Ransom entered the Pinkerton building and found the elevator going up. He continued his reverie of Pinkerton accomplishments as he did so. Another profit business for the most famous private eye firm in the world was supplying watchmen for strikebound plants, rail yards, mines, and corporations like Pullman City. The notion longstanding was that in such matters as labor disputes, the law and government protect the lives and property of the owners and nonunion workers against the “anarchist” horde. If local law failed to do so, owners called in private armies for protection. Since 1859 the Pinkertons had hired men at an enticing five dollars a day to stand and protect property and people, and depending on the size of the plant, this could range from twenty to three hundred hired guards. In seventy-seven strikes in all those years, only three strikers were killed by Pinkerton agents.

William Pinkerton, however, once confided in Ransom, “We never looked for any strike work.”

“No, really?” Ransom asked at the time.

“It's just something that was thrust upon us, kinda grown around us.”

“You've a remarkable record nonetheless,” said Ransom.

In 1888, only five years before, the Pinkertons played a
major role in the great CB&Q—Chicago-Burlington & Quincy—railroad strike, one of the most stubbornly contested battles in the history of the labor struggles. The president of the Knights of Labor, much later at a Senate hearing on the matter, charged the Pinkerton operatives with inciting riots, murdering strikers, and setting dynamite charges, only to blame workers. Ransom had done an investigation of the charges for the senator from Illinois and found the charges leveled at the Pinkertons completely fabricated and unfounded—
at least in this case
.

“We act as watchmen,” Pinkerton had told the Senate during hearings, “guards only, and never has a Pinkerton ever sat down at a striker's job and done the work of a striker. We are not in the business of taking jobs and food out of the mouths of the workingman. In that sense, we are not strike breakers but mere policemen.”

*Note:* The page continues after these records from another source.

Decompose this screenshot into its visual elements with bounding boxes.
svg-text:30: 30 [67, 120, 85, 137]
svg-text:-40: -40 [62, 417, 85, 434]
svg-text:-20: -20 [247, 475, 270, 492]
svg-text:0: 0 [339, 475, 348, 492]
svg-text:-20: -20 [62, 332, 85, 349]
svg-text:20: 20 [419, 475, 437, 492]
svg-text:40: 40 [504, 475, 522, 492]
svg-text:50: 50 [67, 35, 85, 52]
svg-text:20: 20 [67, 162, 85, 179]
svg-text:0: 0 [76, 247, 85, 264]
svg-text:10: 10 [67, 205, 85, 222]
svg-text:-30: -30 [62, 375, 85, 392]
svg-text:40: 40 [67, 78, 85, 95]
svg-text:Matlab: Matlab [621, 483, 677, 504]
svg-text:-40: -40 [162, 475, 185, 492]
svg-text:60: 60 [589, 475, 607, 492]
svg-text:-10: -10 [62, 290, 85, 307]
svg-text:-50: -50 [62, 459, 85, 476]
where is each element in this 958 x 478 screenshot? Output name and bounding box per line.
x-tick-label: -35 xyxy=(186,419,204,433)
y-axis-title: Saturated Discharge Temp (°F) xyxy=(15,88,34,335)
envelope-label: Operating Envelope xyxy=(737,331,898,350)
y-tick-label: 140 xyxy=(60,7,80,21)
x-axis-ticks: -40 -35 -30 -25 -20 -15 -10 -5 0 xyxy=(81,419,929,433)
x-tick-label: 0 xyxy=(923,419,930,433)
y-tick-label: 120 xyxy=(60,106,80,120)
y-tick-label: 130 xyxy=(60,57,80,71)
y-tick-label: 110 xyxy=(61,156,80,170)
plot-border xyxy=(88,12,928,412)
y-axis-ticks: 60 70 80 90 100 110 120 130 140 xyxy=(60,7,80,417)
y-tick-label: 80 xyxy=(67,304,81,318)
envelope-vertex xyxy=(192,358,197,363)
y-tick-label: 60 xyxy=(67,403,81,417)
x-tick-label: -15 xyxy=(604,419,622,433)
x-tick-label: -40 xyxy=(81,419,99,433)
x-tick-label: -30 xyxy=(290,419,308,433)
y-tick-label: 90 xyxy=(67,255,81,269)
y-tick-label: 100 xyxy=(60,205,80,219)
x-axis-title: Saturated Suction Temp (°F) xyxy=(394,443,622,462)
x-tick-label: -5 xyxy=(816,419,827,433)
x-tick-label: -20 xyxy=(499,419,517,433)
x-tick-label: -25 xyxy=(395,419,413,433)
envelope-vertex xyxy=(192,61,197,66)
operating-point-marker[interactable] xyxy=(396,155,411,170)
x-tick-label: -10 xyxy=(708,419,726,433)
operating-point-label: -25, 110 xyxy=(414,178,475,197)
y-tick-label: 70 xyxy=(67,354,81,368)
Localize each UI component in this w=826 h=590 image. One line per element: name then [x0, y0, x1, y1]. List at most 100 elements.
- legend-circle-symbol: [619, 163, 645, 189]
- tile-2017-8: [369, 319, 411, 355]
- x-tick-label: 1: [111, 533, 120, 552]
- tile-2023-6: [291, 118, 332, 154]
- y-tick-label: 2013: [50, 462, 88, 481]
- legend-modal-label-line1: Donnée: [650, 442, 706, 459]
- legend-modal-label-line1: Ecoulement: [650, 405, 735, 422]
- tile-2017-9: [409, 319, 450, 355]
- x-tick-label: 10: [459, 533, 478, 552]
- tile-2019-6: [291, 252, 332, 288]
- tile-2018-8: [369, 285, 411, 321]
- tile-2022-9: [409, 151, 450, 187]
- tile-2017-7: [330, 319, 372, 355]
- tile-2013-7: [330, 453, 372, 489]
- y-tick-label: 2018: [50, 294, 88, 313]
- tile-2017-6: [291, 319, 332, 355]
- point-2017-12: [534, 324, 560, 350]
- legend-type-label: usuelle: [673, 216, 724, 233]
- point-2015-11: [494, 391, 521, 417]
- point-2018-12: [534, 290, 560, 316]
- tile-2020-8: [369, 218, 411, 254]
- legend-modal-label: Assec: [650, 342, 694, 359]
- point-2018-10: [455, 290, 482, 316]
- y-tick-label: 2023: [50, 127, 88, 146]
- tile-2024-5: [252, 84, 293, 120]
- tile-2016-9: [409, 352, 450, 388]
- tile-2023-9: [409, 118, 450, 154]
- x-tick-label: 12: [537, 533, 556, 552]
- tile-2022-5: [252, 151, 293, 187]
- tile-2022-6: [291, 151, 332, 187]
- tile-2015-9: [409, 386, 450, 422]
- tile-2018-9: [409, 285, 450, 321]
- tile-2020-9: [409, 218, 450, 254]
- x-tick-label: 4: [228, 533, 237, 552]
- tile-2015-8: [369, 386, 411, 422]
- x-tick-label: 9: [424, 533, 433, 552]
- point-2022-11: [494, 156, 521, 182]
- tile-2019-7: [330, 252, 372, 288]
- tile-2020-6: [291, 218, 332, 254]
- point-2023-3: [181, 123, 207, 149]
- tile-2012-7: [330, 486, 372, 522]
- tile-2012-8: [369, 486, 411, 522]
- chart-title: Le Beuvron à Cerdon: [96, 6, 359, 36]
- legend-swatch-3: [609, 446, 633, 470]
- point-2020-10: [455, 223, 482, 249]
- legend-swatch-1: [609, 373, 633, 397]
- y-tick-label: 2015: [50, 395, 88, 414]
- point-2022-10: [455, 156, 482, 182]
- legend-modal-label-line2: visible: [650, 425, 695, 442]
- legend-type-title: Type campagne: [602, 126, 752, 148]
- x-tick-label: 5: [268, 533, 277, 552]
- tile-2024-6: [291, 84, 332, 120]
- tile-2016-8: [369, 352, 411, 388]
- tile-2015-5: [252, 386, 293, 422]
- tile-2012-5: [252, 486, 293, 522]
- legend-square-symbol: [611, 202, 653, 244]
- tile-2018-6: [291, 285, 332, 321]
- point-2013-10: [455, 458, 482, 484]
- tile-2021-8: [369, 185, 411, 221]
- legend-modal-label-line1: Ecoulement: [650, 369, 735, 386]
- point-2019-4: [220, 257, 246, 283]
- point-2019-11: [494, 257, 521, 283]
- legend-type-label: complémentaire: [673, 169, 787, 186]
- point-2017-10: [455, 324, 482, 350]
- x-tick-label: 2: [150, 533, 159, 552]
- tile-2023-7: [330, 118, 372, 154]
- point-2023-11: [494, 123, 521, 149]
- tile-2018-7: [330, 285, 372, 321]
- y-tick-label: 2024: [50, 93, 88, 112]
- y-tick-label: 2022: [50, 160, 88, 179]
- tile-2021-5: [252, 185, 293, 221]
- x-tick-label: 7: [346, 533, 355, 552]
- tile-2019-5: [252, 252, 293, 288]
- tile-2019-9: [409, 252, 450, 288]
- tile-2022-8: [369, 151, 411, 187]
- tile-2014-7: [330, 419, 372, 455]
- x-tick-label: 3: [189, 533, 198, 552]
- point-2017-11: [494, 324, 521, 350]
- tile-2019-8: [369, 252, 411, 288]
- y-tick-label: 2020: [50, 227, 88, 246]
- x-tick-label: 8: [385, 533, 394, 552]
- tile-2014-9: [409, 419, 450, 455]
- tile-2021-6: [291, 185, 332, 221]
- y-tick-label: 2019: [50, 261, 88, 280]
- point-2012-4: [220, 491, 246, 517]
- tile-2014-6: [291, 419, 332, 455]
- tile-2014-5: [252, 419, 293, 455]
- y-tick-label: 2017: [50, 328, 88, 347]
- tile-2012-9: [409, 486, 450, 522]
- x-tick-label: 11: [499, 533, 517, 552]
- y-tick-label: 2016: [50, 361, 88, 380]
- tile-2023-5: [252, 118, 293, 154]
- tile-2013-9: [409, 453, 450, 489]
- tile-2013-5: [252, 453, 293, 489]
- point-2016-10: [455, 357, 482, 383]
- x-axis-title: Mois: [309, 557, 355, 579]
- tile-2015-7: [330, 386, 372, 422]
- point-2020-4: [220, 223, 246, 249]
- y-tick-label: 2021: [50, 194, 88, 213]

Ransom knew the Pinkerton policy. Before they would send a single man into the danger zone, the local sheriff or high authority must swear every man jack-of-'em in as deputies, as the local peacekeepers. It was a stroke of genius. “For now we could,” as William had testified, “conduct ourselves in a lawful way.”

The elevator opened on a hallway and a door facing him, again with the big single eye staring him down.